May’s unpopularity has led many to suggest that the Conservative Party should seek a replacement as prime minister. A stronger leader will not somehow be able to wave a wand and bridge the divides in Parliament. A new prime minister would be more likely to add increasing uncertainty to an already chaotic puzzle. Another idea would be a new general election to remake Parliament. The government must govern, and if it cannot it should be replaced. In spite of that, the Conservatives are unlikely to agree to an election. They called a snap election in 2017, hoping to strengthen their hand, but lost seats instead. There is also the likelihood that another election in a divided U.K. would bring Parliament back close to its current point while delaying any possible resolution in the meantime.
If the EU grants the U.K. an extension Parliament could come to terms eventually, although history does not suggest optimism. The votes in Parliament and public polling have demonstrated that the majority of the U.K. feels a no-deal Brexit is in nobody’s interest. Hardliners who advocate for such a plan claim that the U.K. would then be free to negotiate its own, better trade deals with individual nations. The absurdity should be apparent. A country will not become a beacon of free trade by leaving the world’s largest trading bloc. This is not even to mention the additional complications a no-deal Brexit would bring, such as the case of the Irish border. The Belfast Agreement that brought peace to Northern Ireland allowed Irish and British citizens to live side-by-side under different constitutions.
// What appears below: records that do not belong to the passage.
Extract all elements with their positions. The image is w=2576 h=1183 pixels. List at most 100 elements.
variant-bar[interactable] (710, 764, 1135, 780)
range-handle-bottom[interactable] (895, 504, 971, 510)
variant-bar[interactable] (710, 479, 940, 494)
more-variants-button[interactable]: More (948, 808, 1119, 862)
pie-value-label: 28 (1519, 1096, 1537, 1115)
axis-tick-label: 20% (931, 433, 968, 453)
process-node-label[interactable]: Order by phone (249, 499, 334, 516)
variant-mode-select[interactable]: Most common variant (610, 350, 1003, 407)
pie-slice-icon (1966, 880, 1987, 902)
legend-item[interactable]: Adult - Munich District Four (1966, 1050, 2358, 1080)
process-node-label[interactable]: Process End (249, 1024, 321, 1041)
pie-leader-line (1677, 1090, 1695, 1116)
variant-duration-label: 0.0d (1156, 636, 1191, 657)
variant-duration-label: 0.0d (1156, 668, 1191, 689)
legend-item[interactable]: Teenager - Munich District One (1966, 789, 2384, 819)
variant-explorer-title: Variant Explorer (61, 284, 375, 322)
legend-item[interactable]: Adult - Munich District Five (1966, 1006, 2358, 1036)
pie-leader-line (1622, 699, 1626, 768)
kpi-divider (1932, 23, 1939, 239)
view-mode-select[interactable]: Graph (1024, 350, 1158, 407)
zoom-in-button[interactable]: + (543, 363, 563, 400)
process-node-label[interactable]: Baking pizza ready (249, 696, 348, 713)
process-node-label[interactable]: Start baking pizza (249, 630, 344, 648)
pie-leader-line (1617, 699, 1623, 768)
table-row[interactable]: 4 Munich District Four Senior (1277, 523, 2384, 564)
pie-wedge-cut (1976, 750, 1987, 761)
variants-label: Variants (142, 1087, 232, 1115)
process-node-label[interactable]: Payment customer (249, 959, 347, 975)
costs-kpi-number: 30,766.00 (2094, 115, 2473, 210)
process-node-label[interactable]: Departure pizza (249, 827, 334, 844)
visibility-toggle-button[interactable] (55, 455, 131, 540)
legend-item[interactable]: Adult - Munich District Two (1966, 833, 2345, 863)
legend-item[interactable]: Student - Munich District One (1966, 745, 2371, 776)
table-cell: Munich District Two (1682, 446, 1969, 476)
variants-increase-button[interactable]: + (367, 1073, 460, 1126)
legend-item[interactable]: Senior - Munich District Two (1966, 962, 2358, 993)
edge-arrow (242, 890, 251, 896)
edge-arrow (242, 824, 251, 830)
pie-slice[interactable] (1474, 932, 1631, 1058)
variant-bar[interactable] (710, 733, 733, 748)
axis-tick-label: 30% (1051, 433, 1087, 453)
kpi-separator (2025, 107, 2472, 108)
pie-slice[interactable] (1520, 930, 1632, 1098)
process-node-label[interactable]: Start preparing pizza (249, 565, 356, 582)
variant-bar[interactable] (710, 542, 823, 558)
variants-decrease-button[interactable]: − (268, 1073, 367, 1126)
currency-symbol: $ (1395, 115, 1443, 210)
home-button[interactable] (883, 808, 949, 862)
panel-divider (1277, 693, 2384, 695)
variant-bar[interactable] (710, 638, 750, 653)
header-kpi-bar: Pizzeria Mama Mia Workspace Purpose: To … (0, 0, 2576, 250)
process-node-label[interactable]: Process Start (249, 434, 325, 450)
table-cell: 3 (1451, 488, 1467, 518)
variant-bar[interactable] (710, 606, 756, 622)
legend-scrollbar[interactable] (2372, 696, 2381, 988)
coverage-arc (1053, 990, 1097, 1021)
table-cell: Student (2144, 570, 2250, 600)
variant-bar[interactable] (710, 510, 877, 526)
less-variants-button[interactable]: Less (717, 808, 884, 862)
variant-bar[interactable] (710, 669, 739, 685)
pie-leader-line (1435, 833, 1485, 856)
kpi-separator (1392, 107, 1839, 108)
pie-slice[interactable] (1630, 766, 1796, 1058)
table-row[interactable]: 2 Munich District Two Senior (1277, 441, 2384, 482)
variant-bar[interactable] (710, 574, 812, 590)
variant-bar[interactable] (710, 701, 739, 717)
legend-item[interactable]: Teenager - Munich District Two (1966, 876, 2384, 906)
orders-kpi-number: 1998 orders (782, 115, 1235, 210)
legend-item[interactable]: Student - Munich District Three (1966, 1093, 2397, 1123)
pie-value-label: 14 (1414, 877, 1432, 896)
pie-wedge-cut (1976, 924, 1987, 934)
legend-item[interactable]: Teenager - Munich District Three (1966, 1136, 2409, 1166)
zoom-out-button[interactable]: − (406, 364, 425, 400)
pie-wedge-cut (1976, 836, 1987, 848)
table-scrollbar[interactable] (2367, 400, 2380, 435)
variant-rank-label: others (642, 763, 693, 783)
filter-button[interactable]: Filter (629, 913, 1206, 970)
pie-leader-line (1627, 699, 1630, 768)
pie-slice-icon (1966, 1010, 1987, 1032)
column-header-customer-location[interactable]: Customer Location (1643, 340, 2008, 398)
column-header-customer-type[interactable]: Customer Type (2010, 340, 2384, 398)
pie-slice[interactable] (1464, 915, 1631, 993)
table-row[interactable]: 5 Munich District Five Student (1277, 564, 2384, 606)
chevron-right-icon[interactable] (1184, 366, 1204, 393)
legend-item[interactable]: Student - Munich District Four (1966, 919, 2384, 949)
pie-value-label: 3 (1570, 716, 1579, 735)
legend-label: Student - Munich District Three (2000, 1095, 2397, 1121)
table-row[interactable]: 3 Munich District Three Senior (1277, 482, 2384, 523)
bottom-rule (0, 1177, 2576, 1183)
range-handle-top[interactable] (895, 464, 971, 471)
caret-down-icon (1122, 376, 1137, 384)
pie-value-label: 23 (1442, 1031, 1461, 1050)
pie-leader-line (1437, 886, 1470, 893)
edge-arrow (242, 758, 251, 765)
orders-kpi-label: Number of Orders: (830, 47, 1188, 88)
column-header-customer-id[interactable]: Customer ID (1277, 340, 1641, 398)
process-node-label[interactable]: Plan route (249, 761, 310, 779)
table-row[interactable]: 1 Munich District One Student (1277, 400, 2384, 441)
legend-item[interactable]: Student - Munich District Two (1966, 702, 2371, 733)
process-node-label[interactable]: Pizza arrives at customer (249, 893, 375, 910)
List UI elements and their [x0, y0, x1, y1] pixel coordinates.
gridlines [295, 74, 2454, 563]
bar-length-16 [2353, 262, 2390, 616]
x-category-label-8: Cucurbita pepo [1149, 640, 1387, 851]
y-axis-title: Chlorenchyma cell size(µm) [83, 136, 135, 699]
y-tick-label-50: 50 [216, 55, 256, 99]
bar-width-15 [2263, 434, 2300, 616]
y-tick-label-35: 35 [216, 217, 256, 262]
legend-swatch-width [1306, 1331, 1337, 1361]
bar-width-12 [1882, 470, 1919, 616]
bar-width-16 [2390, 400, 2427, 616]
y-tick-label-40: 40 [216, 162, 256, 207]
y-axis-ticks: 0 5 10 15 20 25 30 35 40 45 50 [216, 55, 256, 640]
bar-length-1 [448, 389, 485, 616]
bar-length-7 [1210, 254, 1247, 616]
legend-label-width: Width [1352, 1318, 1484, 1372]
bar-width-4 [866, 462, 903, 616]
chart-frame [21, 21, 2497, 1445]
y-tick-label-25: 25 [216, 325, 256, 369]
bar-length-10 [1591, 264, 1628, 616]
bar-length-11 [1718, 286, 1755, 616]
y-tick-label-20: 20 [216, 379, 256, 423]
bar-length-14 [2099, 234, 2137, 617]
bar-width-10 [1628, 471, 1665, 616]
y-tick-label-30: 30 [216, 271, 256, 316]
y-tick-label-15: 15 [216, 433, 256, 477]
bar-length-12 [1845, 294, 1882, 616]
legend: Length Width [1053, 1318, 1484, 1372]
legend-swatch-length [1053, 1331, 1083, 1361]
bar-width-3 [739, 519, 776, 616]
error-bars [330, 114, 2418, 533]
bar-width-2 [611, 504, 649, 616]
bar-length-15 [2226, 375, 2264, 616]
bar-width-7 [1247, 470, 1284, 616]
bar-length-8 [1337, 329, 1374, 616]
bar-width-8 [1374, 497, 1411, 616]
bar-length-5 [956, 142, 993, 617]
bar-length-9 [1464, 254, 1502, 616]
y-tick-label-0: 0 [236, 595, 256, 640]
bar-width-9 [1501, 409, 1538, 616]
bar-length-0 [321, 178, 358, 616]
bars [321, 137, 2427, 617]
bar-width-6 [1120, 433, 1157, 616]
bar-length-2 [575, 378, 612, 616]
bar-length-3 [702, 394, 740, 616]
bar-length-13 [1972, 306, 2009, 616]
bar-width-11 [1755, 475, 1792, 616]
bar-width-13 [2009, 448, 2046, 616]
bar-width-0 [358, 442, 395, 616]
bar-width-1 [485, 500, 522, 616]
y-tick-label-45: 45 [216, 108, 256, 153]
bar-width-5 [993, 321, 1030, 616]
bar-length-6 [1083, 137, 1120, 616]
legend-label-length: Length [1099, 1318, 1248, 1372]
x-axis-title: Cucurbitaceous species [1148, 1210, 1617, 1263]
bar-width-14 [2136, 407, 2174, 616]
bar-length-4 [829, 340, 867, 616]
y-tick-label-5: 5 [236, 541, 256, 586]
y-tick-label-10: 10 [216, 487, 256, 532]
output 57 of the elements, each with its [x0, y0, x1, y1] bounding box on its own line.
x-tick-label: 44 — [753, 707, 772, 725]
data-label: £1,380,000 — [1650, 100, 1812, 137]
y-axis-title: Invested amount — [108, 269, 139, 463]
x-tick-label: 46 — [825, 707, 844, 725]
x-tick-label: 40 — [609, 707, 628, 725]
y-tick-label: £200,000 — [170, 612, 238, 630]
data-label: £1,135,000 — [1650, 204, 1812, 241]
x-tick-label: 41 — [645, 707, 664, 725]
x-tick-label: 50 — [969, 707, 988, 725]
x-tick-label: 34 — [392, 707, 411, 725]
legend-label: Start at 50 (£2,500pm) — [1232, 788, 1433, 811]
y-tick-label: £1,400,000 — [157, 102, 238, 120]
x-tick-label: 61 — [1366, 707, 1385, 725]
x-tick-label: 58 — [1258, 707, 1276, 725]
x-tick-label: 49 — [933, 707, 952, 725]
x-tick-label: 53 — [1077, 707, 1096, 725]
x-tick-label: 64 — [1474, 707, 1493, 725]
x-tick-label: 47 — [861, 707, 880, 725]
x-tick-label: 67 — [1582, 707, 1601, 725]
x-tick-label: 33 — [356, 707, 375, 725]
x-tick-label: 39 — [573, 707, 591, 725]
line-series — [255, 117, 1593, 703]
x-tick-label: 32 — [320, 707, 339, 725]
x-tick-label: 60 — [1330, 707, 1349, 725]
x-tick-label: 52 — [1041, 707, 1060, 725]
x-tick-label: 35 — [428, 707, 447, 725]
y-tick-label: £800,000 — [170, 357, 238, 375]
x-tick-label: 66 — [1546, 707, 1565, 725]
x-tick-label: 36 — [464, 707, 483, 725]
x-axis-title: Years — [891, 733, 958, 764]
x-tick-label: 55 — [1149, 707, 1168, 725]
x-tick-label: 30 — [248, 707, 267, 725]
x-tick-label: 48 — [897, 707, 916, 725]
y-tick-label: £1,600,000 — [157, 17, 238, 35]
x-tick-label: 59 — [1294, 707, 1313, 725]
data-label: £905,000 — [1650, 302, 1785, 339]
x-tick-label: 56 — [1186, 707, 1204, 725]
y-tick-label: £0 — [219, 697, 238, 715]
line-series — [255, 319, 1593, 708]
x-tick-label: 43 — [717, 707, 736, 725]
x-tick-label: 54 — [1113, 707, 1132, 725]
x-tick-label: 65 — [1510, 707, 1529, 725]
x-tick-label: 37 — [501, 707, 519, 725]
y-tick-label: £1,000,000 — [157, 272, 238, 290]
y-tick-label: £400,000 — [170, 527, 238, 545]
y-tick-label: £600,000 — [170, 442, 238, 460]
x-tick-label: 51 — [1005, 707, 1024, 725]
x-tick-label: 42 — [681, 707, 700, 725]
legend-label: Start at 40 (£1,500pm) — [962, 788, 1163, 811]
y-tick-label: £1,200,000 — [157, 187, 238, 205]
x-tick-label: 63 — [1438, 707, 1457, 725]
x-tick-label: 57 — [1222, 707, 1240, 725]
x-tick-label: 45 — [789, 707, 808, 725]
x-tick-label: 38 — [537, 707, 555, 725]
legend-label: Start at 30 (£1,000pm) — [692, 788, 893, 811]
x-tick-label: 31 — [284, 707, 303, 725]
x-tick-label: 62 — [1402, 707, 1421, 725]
The difficulty of resolving this situation in the event of a no-deal Brexit cannot be overstated.
With all this said, perhaps the greatest tragedy of Brexit is Parliament’s decision to reject a second referendum. While the first referendum should never have occurred, a second referendum may be the U.K.’s best way forward. The binary thinking evident in the 2016 referendum misled the nation, and its format has hamstrung the parliamentary process. The British people deserve the chance to reconsider what exactly it is that they want. They should be able to directly decide what form of Brexit they desire, or whether they want the plan to move forward at all. A second referendum would also solve one of the major ills of the first. The Leave result provoked wildly varying interpretations of the people’s will. Evidently, the referendum’s mandate cannot be so many things at once. Clarity has long been absent from Britain. Another vote could herald its return.